Working with the community, EWB designed a new model of rainwater storage. “Our system is unique in that a large rainwater tank is shared by the five or six surrounding houses,” Simmons explains. “I was really worried the sharing was not going to work, but it did. In the West we think, ‘my sink, my house’ — but there, their alternative is one pond, and it’s not someone’s pond, it’s everyone’s pond.”
Access to water was one challenge; access to clean water was another. The biggest challenge there, though, was not purifying the water; it was convincing people to do so.
Solar water disinfection — also known as SODIS — is cheap, easy and recommended by the World Health Organization, UNICEF and the Red Cross. How does it work? “You take your clear plastic bottle of water and you put it in the sun for six hours, and that purifies your water,” Simmons says.
“Yeah, it really works,” Simmons says, smiling. “That’s what everyone said — they thought I was crazy in the village at first. People say, ‘That’s so simple, it couldn’t work.’”
Studies have shown that the sun’s ultraviolet rays kill all the bacteria in the water, but the villagers were skeptical. They accepted cupfuls of chlorine to disinfect their water, but it wasn’t until Simmons used SODIS for weeks without getting sick that a few started to adopt the system.
Living as part of the village that summer raised the stakes for Simmons. “It’s not nameless people anymore,” she says. Simmons doesn’t think much about what EWB has accomplished so far in Uganda; rather, she focuses on how much remains to be done. “There are so many other people even within that one community who need the project,” she says.

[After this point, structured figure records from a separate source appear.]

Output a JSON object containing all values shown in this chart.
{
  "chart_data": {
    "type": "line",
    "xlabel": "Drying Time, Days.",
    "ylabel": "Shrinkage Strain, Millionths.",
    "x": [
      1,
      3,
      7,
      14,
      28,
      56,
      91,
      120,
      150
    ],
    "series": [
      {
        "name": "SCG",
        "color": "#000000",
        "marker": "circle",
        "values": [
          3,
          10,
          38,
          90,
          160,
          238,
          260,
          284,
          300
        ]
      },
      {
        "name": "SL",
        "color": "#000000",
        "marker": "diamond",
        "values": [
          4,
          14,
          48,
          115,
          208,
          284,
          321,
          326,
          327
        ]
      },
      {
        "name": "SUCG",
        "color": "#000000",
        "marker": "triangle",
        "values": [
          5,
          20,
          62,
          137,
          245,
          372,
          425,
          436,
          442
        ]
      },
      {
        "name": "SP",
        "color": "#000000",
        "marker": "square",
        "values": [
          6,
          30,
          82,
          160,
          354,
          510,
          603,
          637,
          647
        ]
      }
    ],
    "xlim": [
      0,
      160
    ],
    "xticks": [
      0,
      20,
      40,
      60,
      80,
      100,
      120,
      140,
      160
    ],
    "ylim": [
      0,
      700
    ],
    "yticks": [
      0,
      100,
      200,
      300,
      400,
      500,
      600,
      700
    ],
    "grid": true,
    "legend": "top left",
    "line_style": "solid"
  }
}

Simmons led the team in Uganda for the two years following that first visit, and continues to advise EWB as a mentor. She also worked on water quality in Rwanda with D-Lab for a month during her sophomore year; last summer she worked for the World Food Programme’s office in Italy, helping coordinate construction and infrastructure projects.
In the rest of her time, Simmons pursues another of her passions: sustainable design.

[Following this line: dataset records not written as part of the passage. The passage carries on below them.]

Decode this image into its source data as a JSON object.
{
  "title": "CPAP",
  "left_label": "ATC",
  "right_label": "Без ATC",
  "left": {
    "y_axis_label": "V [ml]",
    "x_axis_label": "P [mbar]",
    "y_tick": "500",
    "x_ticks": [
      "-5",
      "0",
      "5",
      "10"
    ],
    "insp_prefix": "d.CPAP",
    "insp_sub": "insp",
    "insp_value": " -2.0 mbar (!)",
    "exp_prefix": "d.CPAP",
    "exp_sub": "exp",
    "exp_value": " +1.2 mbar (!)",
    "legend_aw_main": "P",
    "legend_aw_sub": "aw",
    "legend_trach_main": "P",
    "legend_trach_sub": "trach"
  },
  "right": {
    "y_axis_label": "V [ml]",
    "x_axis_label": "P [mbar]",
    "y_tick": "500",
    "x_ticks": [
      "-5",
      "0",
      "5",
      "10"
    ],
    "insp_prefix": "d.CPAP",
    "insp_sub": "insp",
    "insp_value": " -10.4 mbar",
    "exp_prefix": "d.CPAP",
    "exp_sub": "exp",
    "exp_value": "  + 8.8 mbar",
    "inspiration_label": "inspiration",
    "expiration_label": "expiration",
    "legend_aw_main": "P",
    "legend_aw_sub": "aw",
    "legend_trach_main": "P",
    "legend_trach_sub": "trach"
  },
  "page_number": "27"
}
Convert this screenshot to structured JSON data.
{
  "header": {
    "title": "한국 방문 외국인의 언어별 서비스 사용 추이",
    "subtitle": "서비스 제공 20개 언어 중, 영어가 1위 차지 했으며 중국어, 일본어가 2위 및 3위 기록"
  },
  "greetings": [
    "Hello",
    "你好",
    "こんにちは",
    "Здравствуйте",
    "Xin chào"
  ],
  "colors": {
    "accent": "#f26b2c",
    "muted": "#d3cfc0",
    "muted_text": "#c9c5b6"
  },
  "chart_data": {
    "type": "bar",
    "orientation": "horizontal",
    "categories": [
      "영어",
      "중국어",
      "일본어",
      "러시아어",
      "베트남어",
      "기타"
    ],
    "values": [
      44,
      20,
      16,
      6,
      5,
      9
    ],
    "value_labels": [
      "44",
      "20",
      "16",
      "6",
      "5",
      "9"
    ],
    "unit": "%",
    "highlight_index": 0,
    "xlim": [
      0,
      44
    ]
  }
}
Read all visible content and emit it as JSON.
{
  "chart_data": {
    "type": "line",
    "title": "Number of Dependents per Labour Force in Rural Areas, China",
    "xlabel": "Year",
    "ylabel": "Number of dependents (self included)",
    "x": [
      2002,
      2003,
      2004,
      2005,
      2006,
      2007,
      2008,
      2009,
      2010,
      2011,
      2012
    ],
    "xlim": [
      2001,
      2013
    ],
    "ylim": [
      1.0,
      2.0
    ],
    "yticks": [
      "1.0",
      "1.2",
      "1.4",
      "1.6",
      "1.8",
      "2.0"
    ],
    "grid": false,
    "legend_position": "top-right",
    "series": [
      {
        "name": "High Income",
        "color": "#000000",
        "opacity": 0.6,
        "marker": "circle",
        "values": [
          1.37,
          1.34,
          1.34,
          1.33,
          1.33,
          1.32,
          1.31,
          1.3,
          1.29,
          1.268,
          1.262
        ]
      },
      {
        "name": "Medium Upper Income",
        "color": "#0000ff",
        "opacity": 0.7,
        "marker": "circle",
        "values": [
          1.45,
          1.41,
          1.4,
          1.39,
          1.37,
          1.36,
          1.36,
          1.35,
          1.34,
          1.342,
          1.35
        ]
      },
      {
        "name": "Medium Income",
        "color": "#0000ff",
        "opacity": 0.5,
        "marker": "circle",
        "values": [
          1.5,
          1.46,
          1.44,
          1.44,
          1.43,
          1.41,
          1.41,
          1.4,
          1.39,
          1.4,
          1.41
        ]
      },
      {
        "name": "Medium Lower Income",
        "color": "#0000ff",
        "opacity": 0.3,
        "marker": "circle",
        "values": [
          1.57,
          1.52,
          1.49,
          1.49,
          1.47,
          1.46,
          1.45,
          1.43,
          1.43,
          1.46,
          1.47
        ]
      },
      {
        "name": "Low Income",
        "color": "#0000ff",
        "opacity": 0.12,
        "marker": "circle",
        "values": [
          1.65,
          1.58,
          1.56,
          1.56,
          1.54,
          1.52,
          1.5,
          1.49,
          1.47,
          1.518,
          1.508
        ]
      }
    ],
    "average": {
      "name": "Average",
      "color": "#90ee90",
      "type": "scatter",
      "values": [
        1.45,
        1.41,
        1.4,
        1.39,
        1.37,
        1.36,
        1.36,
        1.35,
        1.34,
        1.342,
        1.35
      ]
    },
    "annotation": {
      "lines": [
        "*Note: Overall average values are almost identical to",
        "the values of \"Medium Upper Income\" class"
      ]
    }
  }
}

Grass for roofs, fiber for steel
Simmons remembers the jungles of the Yucatán peninsula, in southern Mexico, as “hot, humid and beautiful.” The heat and humidity were something to consider as she helped design a new biology lab for the Universidad Anahuac Mayab the summer after her sophomore year — a design that included sustainable design elements, such as a “green roof” planted with grass.

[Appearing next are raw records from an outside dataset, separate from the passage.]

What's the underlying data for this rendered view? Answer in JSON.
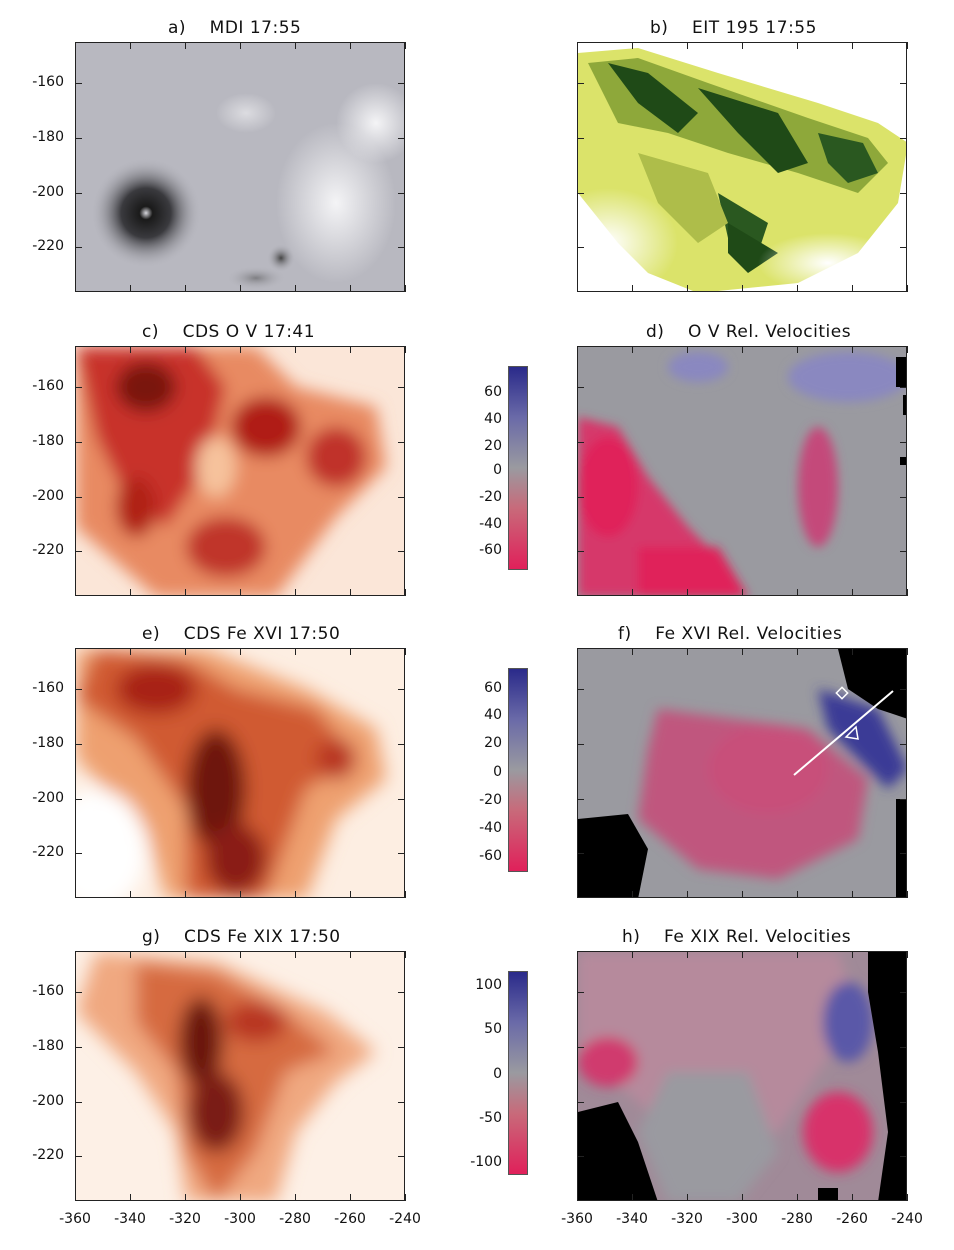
{
  "panels": {
    "a": {
      "title": "a)    MDI 17:55"
    },
    "b": {
      "title": "b)    EIT 195 17:55"
    },
    "c": {
      "title": "c)    CDS O V 17:41"
    },
    "d": {
      "title": "d)    O V Rel. Velocities"
    },
    "e": {
      "title": "e)    CDS Fe XVI 17:50"
    },
    "f": {
      "title": "f)    Fe XVI Rel. Velocities"
    },
    "g": {
      "title": "g)    CDS Fe XIX 17:50"
    },
    "h": {
      "title": "h)    Fe XIX Rel. Velocities"
    }
  },
  "axes": {
    "y_ticks": [
      "-160",
      "-180",
      "-200",
      "-220"
    ],
    "x_ticks": [
      "-360",
      "-340",
      "-320",
      "-300",
      "-280",
      "-260",
      "-240"
    ]
  },
  "colorbars": {
    "cb1": {
      "labels": [
        "60",
        "40",
        "20",
        "0",
        "-20",
        "-40",
        "-60"
      ]
    },
    "cb2": {
      "labels": [
        "60",
        "40",
        "20",
        "0",
        "-20",
        "-40",
        "-60"
      ]
    },
    "cb3": {
      "labels": [
        "100",
        "50",
        "0",
        "-50",
        "-100"
      ]
    }
  },
  "colors": {
    "mdi_gray": "#bcbcc4",
    "eit_green": "#1f4a17",
    "eit_yellow": "#dbe36a",
    "cds_red": "#b8201c",
    "cds_orange": "#f0a068",
    "vel_gray": "#9a9aa0",
    "vel_blue": "#3a3a96",
    "vel_red": "#e0205a"
  }
}
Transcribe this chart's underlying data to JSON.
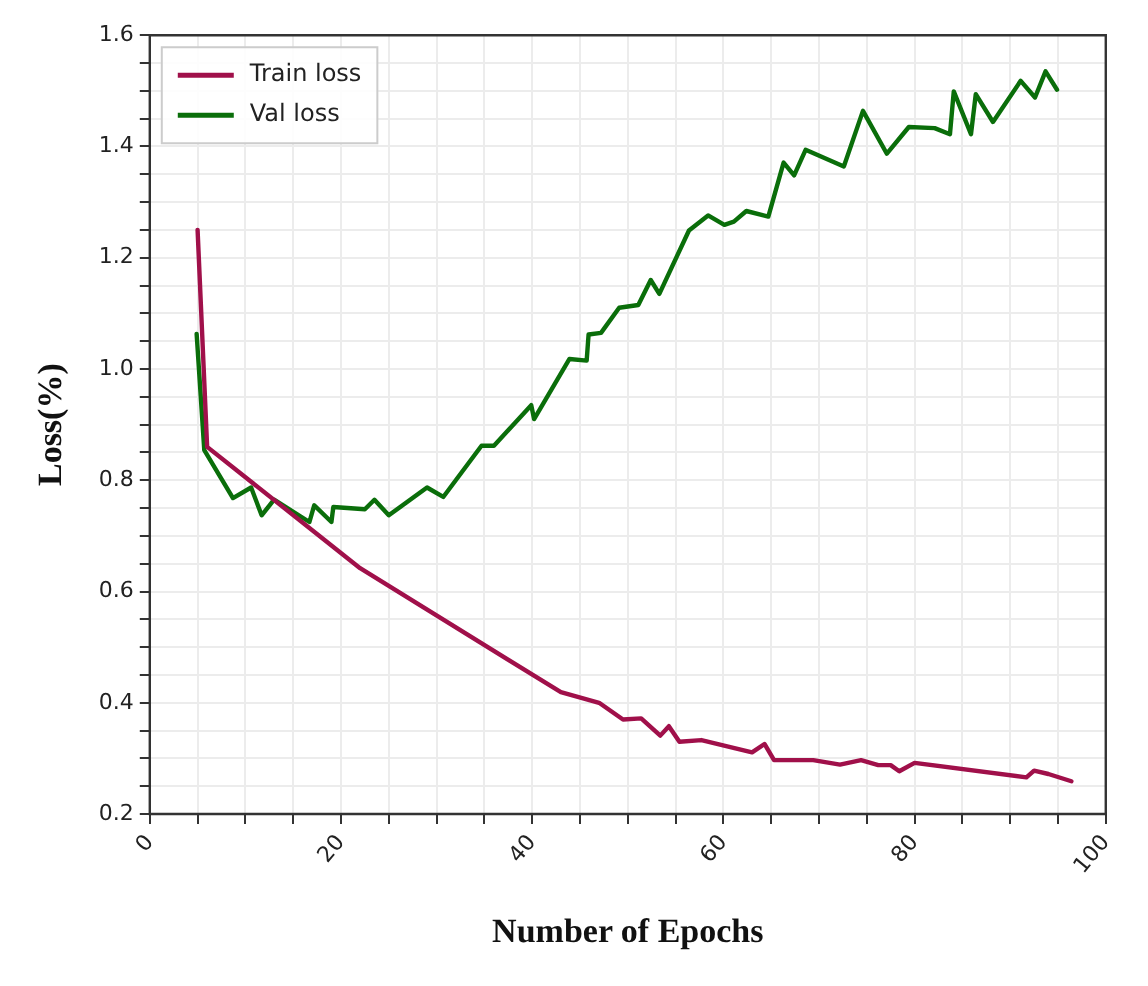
{
  "chart_data": {
    "type": "line",
    "xlabel": "Number of Epochs",
    "ylabel": "Loss(%)",
    "xlim": [
      0,
      100
    ],
    "xticks": [
      0,
      {
        "value": 5,
        "label": null
      },
      {
        "value": 10,
        "label": null
      },
      {
        "value": 15,
        "label": null
      },
      20,
      {
        "value": 25,
        "label": null
      },
      {
        "value": 30,
        "label": null
      },
      {
        "value": 35,
        "label": null
      },
      40,
      {
        "value": 45,
        "label": null
      },
      {
        "value": 50,
        "label": null
      },
      {
        "value": 55,
        "label": null
      },
      60,
      {
        "value": 65,
        "label": null
      },
      {
        "value": 70,
        "label": null
      },
      {
        "value": 75,
        "label": null
      },
      80,
      {
        "value": 85,
        "label": null
      },
      {
        "value": 90,
        "label": null
      },
      {
        "value": 95,
        "label": null
      },
      100
    ],
    "ylim": [
      0.2,
      1.6
    ],
    "yticks": [
      {
        "value": 0.2,
        "label": "0.2"
      },
      {
        "value": 0.25,
        "label": null
      },
      {
        "value": 0.3,
        "label": null
      },
      {
        "value": 0.35,
        "label": null
      },
      {
        "value": 0.4,
        "label": "0.4"
      },
      {
        "value": 0.45,
        "label": null
      },
      {
        "value": 0.5,
        "label": null
      },
      {
        "value": 0.55,
        "label": null
      },
      {
        "value": 0.6,
        "label": "0.6"
      },
      {
        "value": 0.65,
        "label": null
      },
      {
        "value": 0.7,
        "label": null
      },
      {
        "value": 0.75,
        "label": null
      },
      {
        "value": 0.8,
        "label": "0.8"
      },
      {
        "value": 0.85,
        "label": null
      },
      {
        "value": 0.9,
        "label": null
      },
      {
        "value": 0.95,
        "label": null
      },
      {
        "value": 1.0,
        "label": "1.0"
      },
      {
        "value": 1.05,
        "label": null
      },
      {
        "value": 1.1,
        "label": null
      },
      {
        "value": 1.15,
        "label": null
      },
      {
        "value": 1.2,
        "label": "1.2"
      },
      {
        "value": 1.25,
        "label": null
      },
      {
        "value": 1.3,
        "label": null
      },
      {
        "value": 1.35,
        "label": null
      },
      {
        "value": 1.4,
        "label": "1.4"
      },
      {
        "value": 1.45,
        "label": null
      },
      {
        "value": 1.5,
        "label": null
      },
      {
        "value": 1.55,
        "label": null
      },
      {
        "value": 1.6,
        "label": "1.6"
      }
    ],
    "grid": true,
    "legend": "top left",
    "marker": "none",
    "line_style": "solid",
    "series": [
      {
        "name": "Train loss",
        "color": "#a0104a",
        "x": [
          5,
          6,
          22,
          43,
          47,
          49.5,
          51.4,
          53.4,
          54.3,
          55.4,
          57.7,
          63,
          64.3,
          65.3,
          69.4,
          72.2,
          74.4,
          76.2,
          77.5,
          78.4,
          80,
          91.7,
          92.5,
          94,
          96.4
        ],
        "values": [
          1.25,
          0.86,
          0.642,
          0.419,
          0.4,
          0.37,
          0.372,
          0.341,
          0.358,
          0.33,
          0.333,
          0.311,
          0.326,
          0.297,
          0.297,
          0.289,
          0.297,
          0.288,
          0.288,
          0.277,
          0.292,
          0.266,
          0.278,
          0.272,
          0.259
        ]
      },
      {
        "name": "Val loss",
        "color": "#0a6e0a",
        "x": [
          4.9,
          5.7,
          8.7,
          10.6,
          11.7,
          13,
          16.7,
          17.2,
          19,
          19.2,
          22.5,
          23.5,
          25,
          29,
          30.7,
          34.7,
          36,
          39.9,
          40.2,
          43.9,
          45.7,
          45.9,
          47.2,
          49.1,
          51.1,
          52.4,
          53.3,
          56.4,
          58.4,
          60.1,
          61.1,
          62.4,
          64.7,
          66.3,
          67.4,
          68.6,
          72.6,
          74.6,
          77.1,
          79.4,
          82.1,
          83.7,
          84.1,
          85.9,
          86.4,
          88.2,
          91.1,
          92.6,
          93.7,
          94.9
        ],
        "values": [
          1.063,
          0.854,
          0.768,
          0.787,
          0.737,
          0.765,
          0.725,
          0.755,
          0.725,
          0.752,
          0.748,
          0.765,
          0.737,
          0.787,
          0.77,
          0.862,
          0.862,
          0.935,
          0.91,
          1.018,
          1.015,
          1.062,
          1.065,
          1.11,
          1.115,
          1.16,
          1.135,
          1.249,
          1.276,
          1.259,
          1.265,
          1.284,
          1.274,
          1.371,
          1.348,
          1.394,
          1.364,
          1.464,
          1.387,
          1.435,
          1.433,
          1.422,
          1.499,
          1.422,
          1.494,
          1.444,
          1.518,
          1.488,
          1.535,
          1.502
        ]
      }
    ]
  }
}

Back at MIT, Simmons tests concrete designs that include natural fibers like sisal, hemp and jute in the Building Technology Lab with John Fernandez, an associate professor of architecture, building technology and engineering systems. The fibers can actually act as a substitute for steel, often used as reinforcement in concrete.
“Natural fibers aren’t as energy-intensive to make,” Simmons explains. The design is also a form of carbon sequestration, she says: “The carbon in the plant that might otherwise be burned, for example, is being tucked away.”
Simmons, Fernandez and their colleagues have shown that concrete is stronger with fibers than without, but they still need to test different mixes. “One form is where the fibers are cut up and mixed throughout the concrete,” Simmons says. “We’ve also tried to imitate rebar, but with fiber ropes. So your steel bar is replaced with a sisal rope, for example.”
Simmons hopes the research could be used in developing countries, where steel reinforcement is prohibitively expensive.
After her graduation from MIT in June, Simmons plans to pursue a master’s degree in project or construction management, and she hopes to eventually use her engineering and management skills to continue doing the work she loves: improving infrastructure to improve lives.